The Early Adopter Advantage 

By Riccardo Badalone

Chief Executive Officer, C2RO 

I can only speak from the perspective of an emerging technology provider working our way into a mature but evolving industry that has the traditional distribution of early, follow-on, and late adopters. We are running into fewer and fewer companies that see the status quo as a winning strategy and are closed to evaluating new technology to stay ahead of the game. If fact, most of the retail customers with which we work closely have taken their share of gambles, with even the most conservative moves eventually being rewarded with spectacular failure. To their credit, they keep going, not losing enthusiasm, just perhaps approaching the next best thing with a bit more caution and skepticism. I suppose that is where we come in...

Early adopters are taking the approach of building a ‘playbook’ which will equip any large-scale roll-out initiative. This approach gets significantly bolstered when data-driven changes produce the expected results, and success breeds success.

It has been amazing and hugely rewarding to see retail customers get excited about the transformative potential of AI-based video analytics. The prospect of transforming things that happen in the physical space into data that can be manipulated, compared, contrasted, and interpolated is exciting for any tech junkie. But the most common path to success has been the early adopters choosing to experiment or dabble in tests and trials, to quickly find out that nothing was what they thought it was, and to discover that the patterns of behavior that they took for granted didn’t even exist at all!


At first, they were skeptical of the data, and one would think it was a bad thing, but it was not; it made them dig deeper into their business with the goal of challenging the results, which led to a stronger appreciation of the technology and the impact it could have on their business and strategic goals.

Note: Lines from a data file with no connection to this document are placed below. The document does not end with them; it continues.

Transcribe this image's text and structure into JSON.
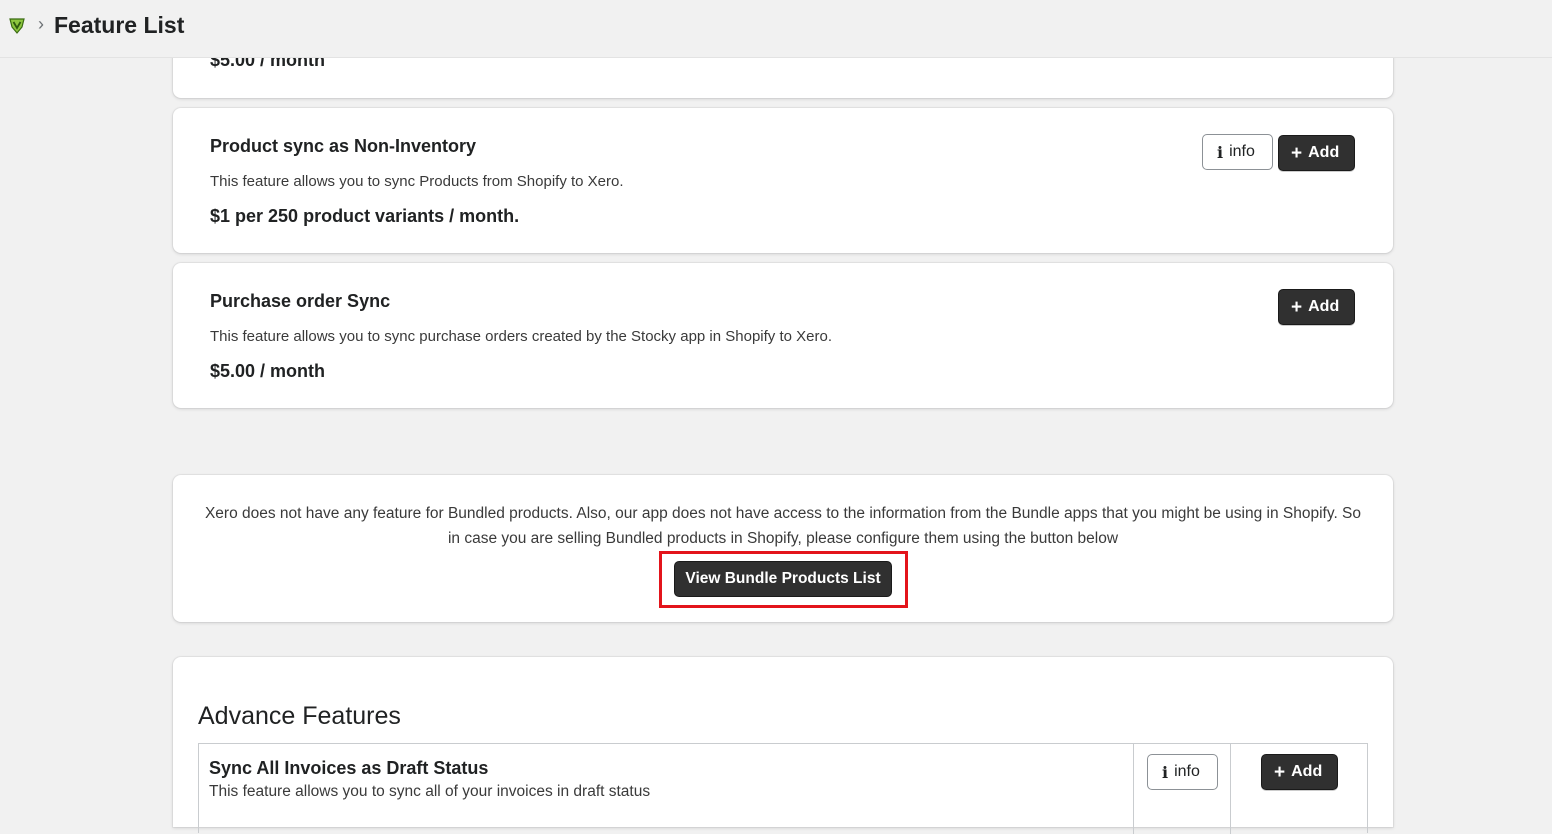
{
  "header": {
    "breadcrumb_separator": "›",
    "title": "Feature List"
  },
  "features": {
    "top_card": {
      "price": "$5.00 / month"
    },
    "items": [
      {
        "title": "Product sync as Non-Inventory",
        "description": "This feature allows you to sync Products from Shopify to Xero.",
        "price": "$1 per 250 product variants / month.",
        "info_label": "info",
        "add_label": "Add"
      },
      {
        "title": "Purchase order Sync",
        "description": "This feature allows you to sync purchase orders created by the Stocky app in Shopify to Xero.",
        "price": "$5.00 / month",
        "add_label": "Add"
      }
    ]
  },
  "bundle": {
    "text": "Xero does not have any feature for Bundled products. Also, our app does not have access to the information from the Bundle apps that you might be using in Shopify. So in case you are selling Bundled products in Shopify, please configure them using the button below",
    "button_label": "View Bundle Products List"
  },
  "advance": {
    "heading": "Advance Features",
    "rows": [
      {
        "title": "Sync All Invoices as Draft Status",
        "description": "This feature allows you to sync all of your invoices in draft status",
        "info_label": "info",
        "add_label": "Add"
      }
    ]
  },
  "icons": {
    "logo": "app-logo-icon",
    "info": "info-icon",
    "add": "plus-icon"
  },
  "colors": {
    "background": "#f1f1f1",
    "primary_button": "#303030",
    "highlight": "#e3141b",
    "logo_green": "#8dc63f"
  }
}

The moment a new technology comes along that challenges assumptions and sheds a bright light on areas of the business that were: a) the way things have always been done, b) black magic, c) smoke and mirrors, d) based on decades of experience… (you get the picture), it is a game changer.


At this stage, customers realize that they now have the power to REALLY make data-driven decisions in a manner that is scalable and incredibly flexible. This has opened the door to agile deployments of new concepts where the first experiences provide not just pass/fail, but why we passed and why we failed.


Across the board, we have seen the early adopters taking the approach of building a ‘playbook’ which will equip any large-scale roll-out initiative with objective and accurate data collection systems. Contextual data collection and analysis is becoming a mandatory part of any new customer-facing technology (i.e. self-checkout) or broad-based marketing initiatives (i.e. ads running on DOH screens). When the new thing is working well or isn’t working well, there is data available to explain why assumptions were right, or why assumptions were wrong. This approach gets significantly bolstered when data-driven changes produce the expected results, and success breeds success. Monumental and daunting roll-outs are now planned and executed in an agile manner, even across thousands of locations, in a shorter time frame and without falling back on trial and error. It has become all about bringing the digital A/B testing mentality to the physical world: doing more of what works and less of what doesn’t.